Por medio del cuerpo tenemos acceso al inconsciente, es el
imaginario que nos guía y nos revela. Hoy nuestra piel se ha convertido en una
página en blanco, sobre ella escribimos y dibujamos, nos decoramos al igual que
lo hacemos sobre un lienzo o una tela. Si no nos diferenciamos por las maneras
de vivir guiadas por las emociones e ideas, nos distinguimos por el decorado de
la piel, por los peinados y por los cortes en nuestra anatomía que resaltan los
preciados objetos del deseo. Queremos, por sobre todo ser deseados y para ello
cualquier método que ofrezca la ciencia y la cosmética le ofrecemos lo mejor de
nuestra economía y fe. La moda se
extendió en las pasarelas, vestido y cuerpo se equiparan en el moldeamiento de
sus pliegues, alforzas, pinzas y formas. Todo es posible aunque el alma quede
vacía en la búsqueda de un sentido. La belleza ya no está más en lo natural.
La sintomatología más relevante en nuestro tiempo se
relaciona con el cuerpo y revela la dificultad para simbolizar. Queremos
resolver las angustias en lo real y por lo tanto erramos de manera constante en
el blanco, lo real es precisamente lo que siempre se escapa, aquello que no
puede ser simbolizado, como la muerte, como los trozos de carne que no hemos
querido o no hemos podido tranquilizar a través del deslizamiento significante.

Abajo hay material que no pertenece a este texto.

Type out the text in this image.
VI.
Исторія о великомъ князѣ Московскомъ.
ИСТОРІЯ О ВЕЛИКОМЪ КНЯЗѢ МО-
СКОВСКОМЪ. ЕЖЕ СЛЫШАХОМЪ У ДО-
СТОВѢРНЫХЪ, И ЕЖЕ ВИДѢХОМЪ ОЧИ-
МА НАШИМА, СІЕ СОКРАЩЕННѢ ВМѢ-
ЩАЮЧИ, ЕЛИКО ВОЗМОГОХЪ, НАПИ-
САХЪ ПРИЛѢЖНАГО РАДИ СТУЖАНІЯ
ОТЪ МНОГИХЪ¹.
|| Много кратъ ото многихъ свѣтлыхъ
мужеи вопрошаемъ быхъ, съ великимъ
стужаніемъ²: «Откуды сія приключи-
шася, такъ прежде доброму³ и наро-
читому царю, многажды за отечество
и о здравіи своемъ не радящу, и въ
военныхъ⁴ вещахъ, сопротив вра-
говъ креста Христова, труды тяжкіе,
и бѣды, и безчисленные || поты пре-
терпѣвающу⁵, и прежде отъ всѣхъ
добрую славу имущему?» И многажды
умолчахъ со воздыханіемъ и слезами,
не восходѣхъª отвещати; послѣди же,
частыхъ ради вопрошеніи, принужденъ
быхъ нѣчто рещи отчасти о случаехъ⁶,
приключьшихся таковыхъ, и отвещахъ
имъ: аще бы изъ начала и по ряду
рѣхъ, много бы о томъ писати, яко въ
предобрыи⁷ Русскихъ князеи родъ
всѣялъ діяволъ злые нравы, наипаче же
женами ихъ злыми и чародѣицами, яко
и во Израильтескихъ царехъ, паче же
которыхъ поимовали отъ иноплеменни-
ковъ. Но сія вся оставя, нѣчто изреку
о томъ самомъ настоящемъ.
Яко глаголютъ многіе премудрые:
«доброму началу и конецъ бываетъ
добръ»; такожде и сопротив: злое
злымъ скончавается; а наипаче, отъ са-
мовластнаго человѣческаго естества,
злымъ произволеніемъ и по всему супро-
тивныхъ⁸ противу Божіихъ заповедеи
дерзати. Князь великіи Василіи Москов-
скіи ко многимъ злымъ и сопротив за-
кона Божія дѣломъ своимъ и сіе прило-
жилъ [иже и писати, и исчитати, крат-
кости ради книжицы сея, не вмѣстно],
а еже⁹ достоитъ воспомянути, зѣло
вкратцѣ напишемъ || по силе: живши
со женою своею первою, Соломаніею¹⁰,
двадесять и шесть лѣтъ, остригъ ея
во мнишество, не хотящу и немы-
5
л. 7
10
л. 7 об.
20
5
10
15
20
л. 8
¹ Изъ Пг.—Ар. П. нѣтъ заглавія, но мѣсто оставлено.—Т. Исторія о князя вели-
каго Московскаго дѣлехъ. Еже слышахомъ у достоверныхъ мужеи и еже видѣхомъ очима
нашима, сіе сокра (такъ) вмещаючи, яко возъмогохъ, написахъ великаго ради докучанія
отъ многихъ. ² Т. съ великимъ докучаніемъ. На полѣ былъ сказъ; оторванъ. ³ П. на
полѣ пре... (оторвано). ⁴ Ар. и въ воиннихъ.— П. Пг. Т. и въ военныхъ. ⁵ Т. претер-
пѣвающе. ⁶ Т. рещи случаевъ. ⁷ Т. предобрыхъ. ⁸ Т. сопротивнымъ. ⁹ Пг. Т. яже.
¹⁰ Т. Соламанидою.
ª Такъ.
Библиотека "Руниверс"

Si no nos preocupamos por el leguaje, por adquirir las buenas formas de la expresión,
nuestro primer cuerpo que nos abriga, mucho menos y de forma más patética lo
estamos haciendo con el cuerpo que nos representa ante el mundo como hombres o
mujeres. Carrera sin fin, presos de una compulsión que toma los visos de una
adicción, siempre la dosis debe ser mayor.
Despojados de un abrigo social hemos volteado la mirada a un
ropaje tatuado en la piel, dibujos que otros han simbolizado por nosotros.
Mientras una huella es la que usurpa la identidad, ya no como ciudadanos sino
como seres vivientes al tratarse de la alimentación.